NCAA Basketball Team Clustering and Analysis
03/2024-05/2023
Inspiration
This project was inspired by my deep love for basketball and data science. Having played basketball competitively until college and continuing with intramural leagues, I have always been fascinated by the strategy behind team performance. With my brother playing Division I basketball, I found it particularly interesting to analyze how different college teams perform.
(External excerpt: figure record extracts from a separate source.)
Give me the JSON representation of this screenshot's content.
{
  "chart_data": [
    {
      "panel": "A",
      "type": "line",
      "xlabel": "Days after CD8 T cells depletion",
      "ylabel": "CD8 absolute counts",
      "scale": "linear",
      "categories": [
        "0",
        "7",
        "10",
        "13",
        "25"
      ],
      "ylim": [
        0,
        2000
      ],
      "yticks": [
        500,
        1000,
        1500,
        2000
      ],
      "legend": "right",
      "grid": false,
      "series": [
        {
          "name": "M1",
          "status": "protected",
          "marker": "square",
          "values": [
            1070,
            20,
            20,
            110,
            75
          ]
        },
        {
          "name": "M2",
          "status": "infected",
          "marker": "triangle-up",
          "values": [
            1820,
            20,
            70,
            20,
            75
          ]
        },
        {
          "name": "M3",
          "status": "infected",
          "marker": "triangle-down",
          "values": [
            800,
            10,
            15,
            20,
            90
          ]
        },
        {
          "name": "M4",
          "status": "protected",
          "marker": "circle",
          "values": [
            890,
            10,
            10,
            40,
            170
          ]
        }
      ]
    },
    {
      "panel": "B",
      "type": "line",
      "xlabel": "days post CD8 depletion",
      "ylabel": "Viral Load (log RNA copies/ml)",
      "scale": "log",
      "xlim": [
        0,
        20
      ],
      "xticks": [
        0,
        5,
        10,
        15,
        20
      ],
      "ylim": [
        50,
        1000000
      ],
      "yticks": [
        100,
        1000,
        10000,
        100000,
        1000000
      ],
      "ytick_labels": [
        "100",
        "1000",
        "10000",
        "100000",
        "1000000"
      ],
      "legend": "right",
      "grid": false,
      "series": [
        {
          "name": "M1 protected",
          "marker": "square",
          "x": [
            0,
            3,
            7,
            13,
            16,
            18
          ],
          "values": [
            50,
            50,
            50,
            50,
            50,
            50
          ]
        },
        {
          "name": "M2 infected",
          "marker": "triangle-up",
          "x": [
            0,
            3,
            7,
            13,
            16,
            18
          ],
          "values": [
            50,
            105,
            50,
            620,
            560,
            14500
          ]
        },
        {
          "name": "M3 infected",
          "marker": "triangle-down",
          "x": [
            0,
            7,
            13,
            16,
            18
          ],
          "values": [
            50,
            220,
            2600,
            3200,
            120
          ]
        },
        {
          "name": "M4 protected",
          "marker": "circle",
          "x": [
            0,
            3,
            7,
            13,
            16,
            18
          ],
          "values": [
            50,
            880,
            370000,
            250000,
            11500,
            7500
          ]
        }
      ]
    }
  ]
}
This project allowed me to merge my passion for basketball with data science methods to discover insights that could help teams, analysts, and fans better understand the game.
Objectives
- Cluster Division I NCAA men's basketball teams based on their performance metrics
- Use Principal Component Analysis (PCA) to reduce the datasets dimensionality
- Identify key features that differentiate the clusters of teams
- Provide insights for teams to improve their strategies and performance
Key Features
- Comprehensive dataset from 2013-2018 seasons, covering team box score statistics
- Use of PCA to reduce data from 18 to 3 dimensions while explaining 55% of variance
- Identified what each principal component dimension means for easier interpretability
- PCA Dimension 1: positively correlated with winning statistics
- PCA Dimension 2: negatively correlated with opponents winning statistics
- PCA Dimension 3: positively correlated with both teams making threes
- K-means clustering to group teams based on playing style and performance
- PageRank analysis to rank the clusters
- Visual representation of clusters and relationships between team performance metrics
- Data cleaning and feature selection to ensure accuracy and relevance of results
Cluster Statistic Correlation Heatmaps
The images below show which stats correlate with which principal components and which principal components correlate with which clusters.
Technologies Used
- Python
- Pandas for data manipulation
- Scikit-learn for PCA and K-means clustering
- Matplotlib and Seaborn for data visualization
Impact and Results
This project identified meaningful clusters of NCAA Division I men's basketball teams based on their play styles and performance metrics. By using PCA and k-means clustering, the analysis revealed groupings of teams with similar strengths and weaknesses. These insights can help coaches and teams evaluate their own performance and strategize against opponents by understanding how they compare to other teams. Additionally, this method could be useful for sports analysts seeking to add deeper, data-driven insights into their commentary on games.
Conclusion
The combination of data science techniques and basketball analytics proved to be a powerful way to uncover new insights about team performance in NCAA basketball. Clustering teams based on statistical performance offers an advanced lens through which to evaluate teams, giving players, coaches, and analysts better tools to understand and improve the game. This study opens the door to future work on player-level analysis or applying these methods to other sports.